1333,50,male,30.970,3,no,northwest,10600.54830
1334,18,female,31.920,0,no,northeast,2205.98080
1335,18,female,36.850,0,no,southeast,1629.83350
1336,21,female,25.800,0,no,southwest,2007.94500


In [5]:
import plotly.express as px
import matplotlib
import matplotlib.pyplot as plt
import seaborn as sns
%matplotlib inline

### Setting Visualization Styles
We will configure the default styles for our visualizations to make them more appealing.

In [6]:
sns.set_style('darkgrid')
matplotlib.rcParams['font.size'] = 14
matplotlib.rcParams['figure.figsize'] = (10, 6)
matplotlib.rcParams['figure.facecolor'] = '#00000000'

### Statistical Summary of Age
We will calculate and display the statistical summary of the `age` column to understand the distribution of ages in the dataset.

In [7]:
medical_df.age.describe()

count    1338.000000
mean       39.207025
std        14.049960
min        18.000000
25%        27.000000
50%        39.000000
75%        51.000000
max        64.000000
Name: age, dtype: float64

### Age Distribution
The following histogram shows the distribution of ages in the dataset.
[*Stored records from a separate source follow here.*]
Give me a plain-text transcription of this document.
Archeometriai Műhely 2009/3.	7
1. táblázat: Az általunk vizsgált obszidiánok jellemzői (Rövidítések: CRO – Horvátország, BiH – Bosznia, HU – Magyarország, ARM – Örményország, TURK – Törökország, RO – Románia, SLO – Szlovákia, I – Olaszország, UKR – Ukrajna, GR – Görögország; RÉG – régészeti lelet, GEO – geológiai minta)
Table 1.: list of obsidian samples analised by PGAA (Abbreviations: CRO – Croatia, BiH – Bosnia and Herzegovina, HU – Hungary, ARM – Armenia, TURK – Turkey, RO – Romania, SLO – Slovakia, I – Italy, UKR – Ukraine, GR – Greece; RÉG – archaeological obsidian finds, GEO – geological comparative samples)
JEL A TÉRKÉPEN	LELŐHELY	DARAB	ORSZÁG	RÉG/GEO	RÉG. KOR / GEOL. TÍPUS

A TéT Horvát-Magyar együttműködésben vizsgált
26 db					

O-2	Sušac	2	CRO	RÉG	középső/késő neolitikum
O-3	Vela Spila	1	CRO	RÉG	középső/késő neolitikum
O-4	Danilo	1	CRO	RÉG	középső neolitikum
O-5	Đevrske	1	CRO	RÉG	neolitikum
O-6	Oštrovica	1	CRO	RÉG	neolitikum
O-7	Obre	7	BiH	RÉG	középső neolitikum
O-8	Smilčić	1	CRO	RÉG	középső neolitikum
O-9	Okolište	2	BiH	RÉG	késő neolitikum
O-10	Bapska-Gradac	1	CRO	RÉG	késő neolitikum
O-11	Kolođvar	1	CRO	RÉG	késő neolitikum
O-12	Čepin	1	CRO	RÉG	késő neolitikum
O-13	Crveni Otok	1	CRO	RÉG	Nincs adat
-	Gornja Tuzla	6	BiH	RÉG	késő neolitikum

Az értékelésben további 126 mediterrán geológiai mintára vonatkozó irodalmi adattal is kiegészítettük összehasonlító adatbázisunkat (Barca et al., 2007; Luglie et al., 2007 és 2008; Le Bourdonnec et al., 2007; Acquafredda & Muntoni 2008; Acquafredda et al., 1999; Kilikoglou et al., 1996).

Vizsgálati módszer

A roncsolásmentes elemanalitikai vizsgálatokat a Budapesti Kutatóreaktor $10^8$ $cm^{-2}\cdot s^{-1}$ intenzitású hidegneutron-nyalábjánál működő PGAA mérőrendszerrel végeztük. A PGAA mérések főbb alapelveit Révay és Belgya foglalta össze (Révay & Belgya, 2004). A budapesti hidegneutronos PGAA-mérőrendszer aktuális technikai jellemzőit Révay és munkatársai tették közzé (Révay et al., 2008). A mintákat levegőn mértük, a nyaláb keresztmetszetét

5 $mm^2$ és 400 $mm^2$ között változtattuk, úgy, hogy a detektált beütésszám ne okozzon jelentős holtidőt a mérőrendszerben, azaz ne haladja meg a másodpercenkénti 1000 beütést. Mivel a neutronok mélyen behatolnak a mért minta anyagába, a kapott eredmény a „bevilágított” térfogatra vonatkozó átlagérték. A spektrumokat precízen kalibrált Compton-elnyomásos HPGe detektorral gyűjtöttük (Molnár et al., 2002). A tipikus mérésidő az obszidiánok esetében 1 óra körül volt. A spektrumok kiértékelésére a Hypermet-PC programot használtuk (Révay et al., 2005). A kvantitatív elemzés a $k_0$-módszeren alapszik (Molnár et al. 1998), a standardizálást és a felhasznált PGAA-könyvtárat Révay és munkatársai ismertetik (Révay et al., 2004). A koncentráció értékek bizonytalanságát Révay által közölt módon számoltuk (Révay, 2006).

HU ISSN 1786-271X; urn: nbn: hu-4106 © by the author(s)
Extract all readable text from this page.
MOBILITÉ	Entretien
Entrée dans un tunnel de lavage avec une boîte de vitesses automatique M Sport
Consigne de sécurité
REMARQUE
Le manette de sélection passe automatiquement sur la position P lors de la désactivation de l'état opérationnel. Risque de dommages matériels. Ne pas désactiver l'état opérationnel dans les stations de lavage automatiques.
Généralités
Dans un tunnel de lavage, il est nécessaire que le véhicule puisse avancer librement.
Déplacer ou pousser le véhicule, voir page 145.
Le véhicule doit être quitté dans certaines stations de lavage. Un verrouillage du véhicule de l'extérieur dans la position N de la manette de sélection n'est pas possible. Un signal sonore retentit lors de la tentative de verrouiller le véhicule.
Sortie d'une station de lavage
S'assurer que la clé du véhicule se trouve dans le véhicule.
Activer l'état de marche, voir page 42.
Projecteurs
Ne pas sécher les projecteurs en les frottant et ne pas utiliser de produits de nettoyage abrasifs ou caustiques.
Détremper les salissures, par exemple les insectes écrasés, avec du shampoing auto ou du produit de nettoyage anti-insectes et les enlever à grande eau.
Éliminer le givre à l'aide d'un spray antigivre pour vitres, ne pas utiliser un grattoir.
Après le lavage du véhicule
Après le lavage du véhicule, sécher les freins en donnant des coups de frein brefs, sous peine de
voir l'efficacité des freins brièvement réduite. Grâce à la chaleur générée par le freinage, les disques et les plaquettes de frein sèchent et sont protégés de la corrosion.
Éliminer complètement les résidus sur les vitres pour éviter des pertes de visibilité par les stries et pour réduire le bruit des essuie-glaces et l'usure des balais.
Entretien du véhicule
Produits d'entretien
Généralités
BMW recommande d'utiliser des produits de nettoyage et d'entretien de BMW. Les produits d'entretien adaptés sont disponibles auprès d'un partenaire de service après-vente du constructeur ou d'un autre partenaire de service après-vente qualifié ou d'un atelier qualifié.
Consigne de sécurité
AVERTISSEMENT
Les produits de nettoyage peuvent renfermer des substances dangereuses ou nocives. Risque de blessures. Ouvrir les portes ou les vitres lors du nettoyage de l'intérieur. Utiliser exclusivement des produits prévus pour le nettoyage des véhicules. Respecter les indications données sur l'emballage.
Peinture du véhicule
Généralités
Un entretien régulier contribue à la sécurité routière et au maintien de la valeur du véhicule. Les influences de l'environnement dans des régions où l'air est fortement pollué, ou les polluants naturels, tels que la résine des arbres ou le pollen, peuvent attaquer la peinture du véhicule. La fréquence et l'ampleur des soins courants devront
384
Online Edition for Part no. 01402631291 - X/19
A box plot is also included to highlight the spread and any potential outliers.

In [None]:
fig = px.histogram(medical_df, 
                   x='age', 
                   marginal='box', 
                   nbins=47, 
                   title='Distribution of Age')
fig.update_layout(bargap=0.1, 
                  title_font_size=20, 
                  title_x=0.5, 
                  xaxis_title='Age', 
                  yaxis_title='Count')
fig.update_traces(marker_color='ora', marker_line_color='black', marker_line_width=1.5)
fig.show()

#### Observations:
- The age distribution appears to be fairly uniform, with no significant peaks or troughs.
- The box plot indicates that there are no extreme outliers in the age data.